W podobnym położeniu znajdują się rodzice Aleksa, który dwukrotnie opowiedział w szkole o domowej kłótni rodziców oraz o tym, że czasami dostaje „lanie”. Opowieści chłopca wysłuchała osoba, która jest odpowiedzialna w szkole za child protection. (Tylko taka przeszkolona osoba ma prawo udzielenia pomocy dziecku, prowadzenie stosownej dokumentacji i zgłoszenie sytuacji odpowiednim służbom socjalnym. Warto zaznaczyć, że w każdej szkole powinien być zatrudniony taki pracownik, również w sobotnich szkołach polskich – przyp. red.).
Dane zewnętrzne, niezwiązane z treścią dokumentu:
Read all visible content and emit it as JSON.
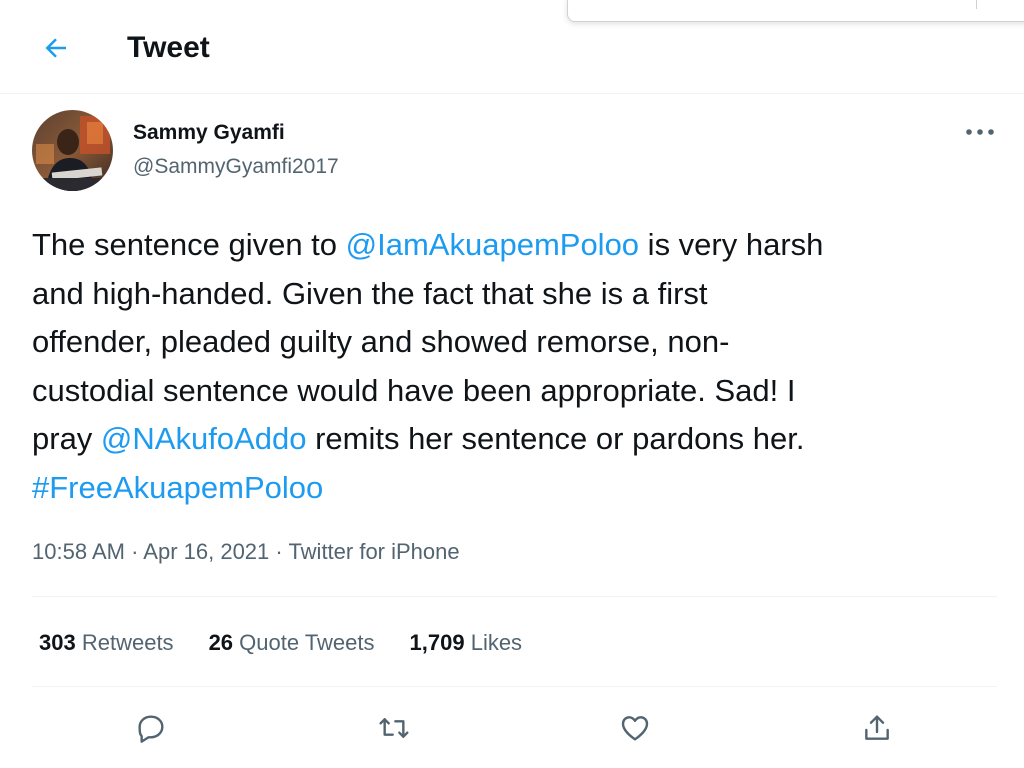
{
  "header": {
    "title": "Tweet"
  },
  "author": {
    "name": "Sammy Gyamfi",
    "handle": "@SammyGyamfi2017"
  },
  "tweet": {
    "line1_a": "The sentence given to ",
    "mention1": "@IamAkuapemPoloo",
    "line1_b": " is very harsh",
    "line2": "and high-handed. Given the fact that she is a first",
    "line3": "offender, pleaded guilty and showed remorse, non-",
    "line4": "custodial sentence would have been appropriate. Sad! I",
    "line5_a": "pray ",
    "mention2": "@NAkufoAddo",
    "line5_b": " remits her sentence or pardons her.",
    "hashtag": "#FreeAkuapemPoloo"
  },
  "meta": {
    "time": "10:58 AM",
    "sep1": " · ",
    "date": "Apr 16, 2021",
    "sep2": " · ",
    "source": "Twitter for iPhone"
  },
  "stats": {
    "retweets_count": "303",
    "retweets_label": "Retweets",
    "quotes_count": "26",
    "quotes_label": "Quote Tweets",
    "likes_count": "1,709",
    "likes_label": "Likes"
  },
  "icons": {
    "back": "arrow-left-icon",
    "more": "more-horizontal-icon",
    "reply": "reply-icon",
    "retweet": "retweet-icon",
    "like": "heart-icon",
    "share": "share-icon"
  },
  "colors": {
    "accent": "#1d9bf0",
    "text": "#0f1419",
    "secondary": "#536471",
    "divider": "#eff3f4"
  }
}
Następnie pracownicy Social Services odwiedzili rodziców Aleksa w ich domu. Przeprowadzono wywiad z Aleksem i jego opiekunami. Na nic zdały się tłumaczenia rodziców, że chłopiec uderzył się podczas zabawy, że ma wyobraźnię i często zmyśla podobne historie, a domowa awantura, o której wspominał Aleks, była jedynie małżeńską sprzeczką. Chłopiec został objęty nadzorem Social Services, do czasu wyjaśnienia sytuacji, jakie mają miejsce w jego rodzinie. Jest zagrożenie, że może zostać umieszczony w rodzinie zastępczej, przynajmniej do czasu, aż jego rodzice nie rozwiążą konfliktu między sobą.